Sejak zaman Kesultanan Iskandar Muda, Aceh telah memiliki sistem Pemerintahannya sendiri. Di dalam pemerintahan gampong (Kampung), ada tiga lembaga yang mengatur jalannya pemerintahan yaitu eksekutif, legislatif dan lembaga pemerintahan bidang agama.
Lembaga eksekutif ini adalah Keuchik/Geuchiek sebagai Kepala Desa. Eksekutif diisi oleh para Tuha Peut dan lembaga bidang agama biasanya dijabat oleh Teungku imum atau imam. Tulisan ini mengajak kita lebih dekat mengenal siapa sebenarnya Tuha Peut dan Tuha Lapan, serta apa peran mereka dalam menjaga tatanan sosial dan demokrasi lokal di Aceh ?
Peran Tuha Peut dalam Pemerintahan Gampong
Dalam struktur pemerintahan gampong di Aceh, Tuha Peut memiliki kedudukan istimewa. Layaknya fungsi legislatif yang dimiliki, Tuha Peut menjadi sosok "dewan penasehat" bagi Keuchik dalam mengatur kebijakan di gampong.

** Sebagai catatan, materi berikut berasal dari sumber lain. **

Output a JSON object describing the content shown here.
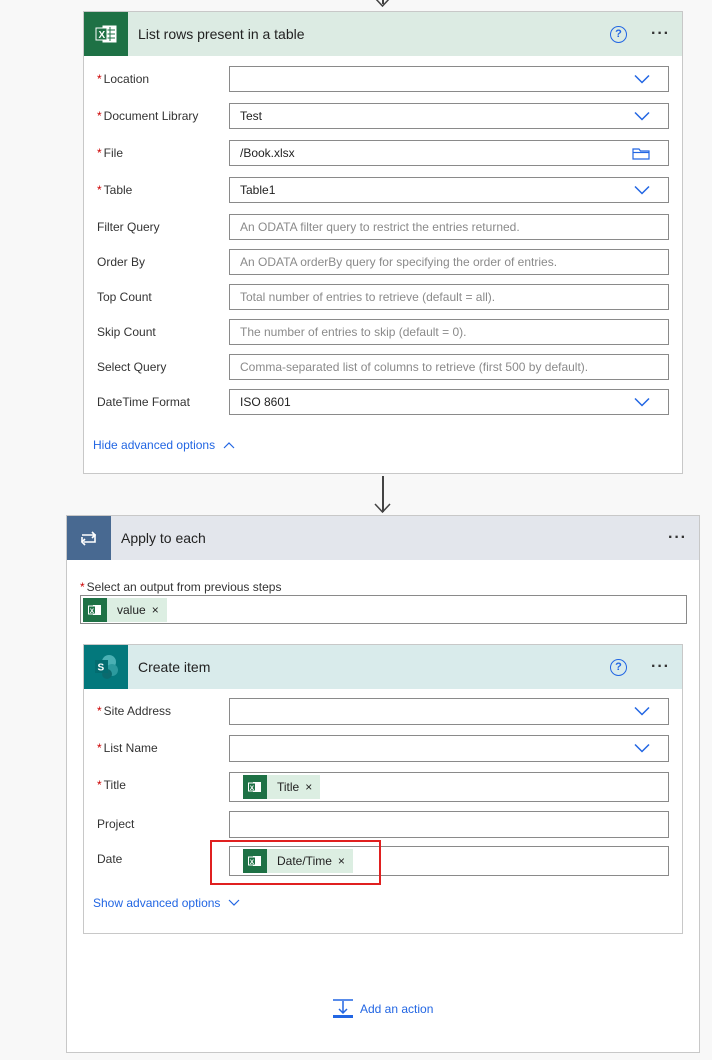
{
  "list_rows": {
    "title": "List rows present in a table",
    "help": "?",
    "more": "···",
    "fields": [
      {
        "label": "Location",
        "required": true,
        "value": "",
        "placeholder": "",
        "control": "dropdown"
      },
      {
        "label": "Document Library",
        "required": true,
        "value": "Test",
        "placeholder": "",
        "control": "dropdown"
      },
      {
        "label": "File",
        "required": true,
        "value": "/Book.xlsx",
        "placeholder": "",
        "control": "folder"
      },
      {
        "label": "Table",
        "required": true,
        "value": "Table1",
        "placeholder": "",
        "control": "dropdown"
      },
      {
        "label": "Filter Query",
        "required": false,
        "value": "",
        "placeholder": "An ODATA filter query to restrict the entries returned.",
        "control": "text"
      },
      {
        "label": "Order By",
        "required": false,
        "value": "",
        "placeholder": "An ODATA orderBy query for specifying the order of entries.",
        "control": "text"
      },
      {
        "label": "Top Count",
        "required": false,
        "value": "",
        "placeholder": "Total number of entries to retrieve (default = all).",
        "control": "text"
      },
      {
        "label": "Skip Count",
        "required": false,
        "value": "",
        "placeholder": "The number of entries to skip (default = 0).",
        "control": "text"
      },
      {
        "label": "Select Query",
        "required": false,
        "value": "",
        "placeholder": "Comma-separated list of columns to retrieve (first 500 by default).",
        "control": "text"
      },
      {
        "label": "DateTime Format",
        "required": false,
        "value": "ISO 8601",
        "placeholder": "",
        "control": "dropdown"
      }
    ],
    "advanced_link": "Hide advanced options"
  },
  "apply_each": {
    "title": "Apply to each",
    "more": "···",
    "select_label": "Select an output from previous steps",
    "token": "value"
  },
  "create_item": {
    "title": "Create item",
    "help": "?",
    "more": "···",
    "fields": [
      {
        "label": "Site Address",
        "required": true,
        "control": "dropdown",
        "token": ""
      },
      {
        "label": "List Name",
        "required": true,
        "control": "dropdown",
        "token": ""
      },
      {
        "label": "Title",
        "required": true,
        "control": "token",
        "token": "Title"
      },
      {
        "label": "Project",
        "required": false,
        "control": "text",
        "token": ""
      },
      {
        "label": "Date",
        "required": false,
        "control": "token",
        "token": "Date/Time"
      }
    ],
    "advanced_link": "Show advanced options"
  },
  "add_action": "Add an action",
  "colors": {
    "excel": "#1e7145",
    "sharepoint": "#03787c",
    "loop": "#486991",
    "link": "#2266e3",
    "highlight": "#e02020"
  }
}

Kalau dalam istilah nasional, Tuha Peut juga dikenal sebagai Badan Permusyawaratan Desa (BPD).
Tuha Peut bertugas untuk menampung, menyampaikan serta mengawasi suara masyarakat untuk disampaikan kepada Keuchik sebagai pemegang kekuasaan eksekutif di gampong. Istilah Tuha Peut sendiri mempunyai arti, Tuha artinya tua, dan Peut artinya empat. Jika diartikan secara umum, Tuha Peut berarti empat orang tetua.
Tuha Peut ini diisi oleh ulama, tokoh adat, cerdik pandai dan tokoh masyarakat. Tuha Peut sendiri dipilih langsung oleh masyarakat. Tuha Peut bukan hanya menjadi pengawas pemerintahan gampong, namun juga ikut berperan dalam membuat kebijakan, menetapkan Anggaran Pendapatan dan Belanja Gampong (APBG).

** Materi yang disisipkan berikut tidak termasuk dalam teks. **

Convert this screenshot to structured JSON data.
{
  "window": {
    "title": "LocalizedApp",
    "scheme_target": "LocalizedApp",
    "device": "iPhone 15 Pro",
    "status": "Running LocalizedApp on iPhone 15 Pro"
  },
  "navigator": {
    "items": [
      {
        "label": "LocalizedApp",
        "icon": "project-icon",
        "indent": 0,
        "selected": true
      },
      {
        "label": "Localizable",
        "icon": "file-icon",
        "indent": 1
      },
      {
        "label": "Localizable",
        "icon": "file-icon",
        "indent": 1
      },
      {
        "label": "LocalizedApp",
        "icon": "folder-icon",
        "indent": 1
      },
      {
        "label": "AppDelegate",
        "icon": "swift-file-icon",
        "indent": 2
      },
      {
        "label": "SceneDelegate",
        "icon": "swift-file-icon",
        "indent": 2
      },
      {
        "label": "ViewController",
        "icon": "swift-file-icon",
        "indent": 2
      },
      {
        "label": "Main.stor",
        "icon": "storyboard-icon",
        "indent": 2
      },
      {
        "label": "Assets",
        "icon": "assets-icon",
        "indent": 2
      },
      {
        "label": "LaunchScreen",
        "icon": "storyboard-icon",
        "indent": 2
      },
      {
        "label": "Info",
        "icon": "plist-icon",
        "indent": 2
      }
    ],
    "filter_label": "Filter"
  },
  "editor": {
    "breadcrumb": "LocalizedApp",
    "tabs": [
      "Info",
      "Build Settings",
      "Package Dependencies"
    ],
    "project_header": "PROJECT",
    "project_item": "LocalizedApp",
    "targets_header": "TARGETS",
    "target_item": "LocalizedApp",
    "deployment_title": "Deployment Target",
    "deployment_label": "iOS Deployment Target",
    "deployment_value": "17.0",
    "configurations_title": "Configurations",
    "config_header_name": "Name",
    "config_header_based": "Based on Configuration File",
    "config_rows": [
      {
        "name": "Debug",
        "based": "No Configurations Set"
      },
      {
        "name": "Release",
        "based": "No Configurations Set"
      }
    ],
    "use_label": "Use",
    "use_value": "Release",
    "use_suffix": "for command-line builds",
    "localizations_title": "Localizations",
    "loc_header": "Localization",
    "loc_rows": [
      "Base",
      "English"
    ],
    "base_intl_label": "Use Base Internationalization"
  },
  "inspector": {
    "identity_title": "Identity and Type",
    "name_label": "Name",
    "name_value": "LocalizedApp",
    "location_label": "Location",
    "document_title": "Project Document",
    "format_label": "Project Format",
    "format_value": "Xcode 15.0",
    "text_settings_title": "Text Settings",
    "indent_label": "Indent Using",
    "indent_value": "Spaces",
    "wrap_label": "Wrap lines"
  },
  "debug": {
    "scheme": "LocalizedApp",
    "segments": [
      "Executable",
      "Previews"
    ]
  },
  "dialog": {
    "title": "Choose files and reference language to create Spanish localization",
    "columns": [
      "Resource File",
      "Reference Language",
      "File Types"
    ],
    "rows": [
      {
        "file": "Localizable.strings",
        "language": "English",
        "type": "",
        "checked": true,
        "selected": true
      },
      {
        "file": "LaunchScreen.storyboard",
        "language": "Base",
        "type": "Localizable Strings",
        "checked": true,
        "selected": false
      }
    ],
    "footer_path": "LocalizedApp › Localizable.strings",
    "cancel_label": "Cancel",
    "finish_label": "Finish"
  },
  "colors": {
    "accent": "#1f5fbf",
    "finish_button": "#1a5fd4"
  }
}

Selain itu, dalam musyawarah Tuha Peut sering menjadi penyeimbang suara masyarakat agar keputusan tidak berat sebelah. Karena pada dasarnya mereka dipilih langsung oleh masyarakat dalam musyawarah, maka suara mereka pun harus mewakili masyarakat.
Di dalam kehidupan sosial di gampong, tidak semua masalah harus dibawa ke ranah hukum formal. Ada juga fungsi Tuha Peut dalam penyelesaian sengketa antarwarga. Karena pada dasarnya, keputusan yang diambil oleh Tuha Peut bisa menjadi yang lebih bijak, karena mengutamakan kepentingan bersama, ada asas adat, dan juga solusi kebersamaan untuk menjaga keharmonisan masyarakat.